Second, for reasons that are deep and mysterious, this topic is
among a small handful of issues that seem almost immune to rational
debate. One might as well attempt to shake the confidence of a
fundamentalist about the existence of God.
Nor do I anticipate sparking an interest in legislative reform.
The current political climate is unfavorable to the decriminalization
of any recreational drugs. Although political climates have been
known to change rapidly, a real debate on the issue of drug decriminalization
would be likely to polarize the country even more divisively than
the abortion controversy. In the meantime, I appeal to those whose
capacity to remain open-minded is not constrained by their need
to be reelected.
In defending a moderate position about whether adults have a moral
right to use drugs recreationally, my arguments necessarily become
somewhat complex. I draw lines in new and unfamiliar places. This
complexity creates three concerns. First, it might discourage
and frustrate persons who are initially interested in the topic
but who hope for simple solutions. If the problem were easy, reasonable
minds would not differ about it. Second, clear and easily applied
answers to the questions I raise are not forthcoming. At no time
do I pretend to have said the last word about a particular argument
for or against drug prohibitions. Finally, the tone of my discussion
is academic and serious. I am reminded of a comment made by a
student who evaluated a course entitled "Philosophy and Sex."

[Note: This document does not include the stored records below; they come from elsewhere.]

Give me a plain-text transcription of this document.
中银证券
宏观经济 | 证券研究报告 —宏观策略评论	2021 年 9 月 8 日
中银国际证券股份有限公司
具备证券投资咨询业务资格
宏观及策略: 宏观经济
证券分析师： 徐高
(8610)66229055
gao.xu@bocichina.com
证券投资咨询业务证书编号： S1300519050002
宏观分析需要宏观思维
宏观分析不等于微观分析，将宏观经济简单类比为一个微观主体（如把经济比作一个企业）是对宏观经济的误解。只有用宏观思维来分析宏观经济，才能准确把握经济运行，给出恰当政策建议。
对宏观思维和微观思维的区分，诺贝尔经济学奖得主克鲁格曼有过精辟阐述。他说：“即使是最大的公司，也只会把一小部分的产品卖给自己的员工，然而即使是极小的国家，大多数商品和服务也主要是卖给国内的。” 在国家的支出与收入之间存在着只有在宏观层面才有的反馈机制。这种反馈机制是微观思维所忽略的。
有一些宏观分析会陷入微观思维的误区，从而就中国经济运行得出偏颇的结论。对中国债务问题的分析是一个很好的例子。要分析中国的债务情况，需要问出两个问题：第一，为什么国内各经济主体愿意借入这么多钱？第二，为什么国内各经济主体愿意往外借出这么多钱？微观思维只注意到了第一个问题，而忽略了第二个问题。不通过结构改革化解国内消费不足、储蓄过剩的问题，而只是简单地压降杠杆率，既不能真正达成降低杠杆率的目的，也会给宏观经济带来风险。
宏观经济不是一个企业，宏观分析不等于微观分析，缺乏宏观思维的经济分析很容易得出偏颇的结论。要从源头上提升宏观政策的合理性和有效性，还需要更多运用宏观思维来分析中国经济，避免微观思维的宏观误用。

The professor treated this topic with the serious care it deserves,
but the course disappointed many of the students who enrolled
in it. One complained: "I never knew sex could be so dull."
I hope that my attempt to provide a serious assessment of the
moral rights of recreational drug users does not give rise to
a similar reaction. I know of no better way to make a topic exciting
than to treat it with philosophical sophistication.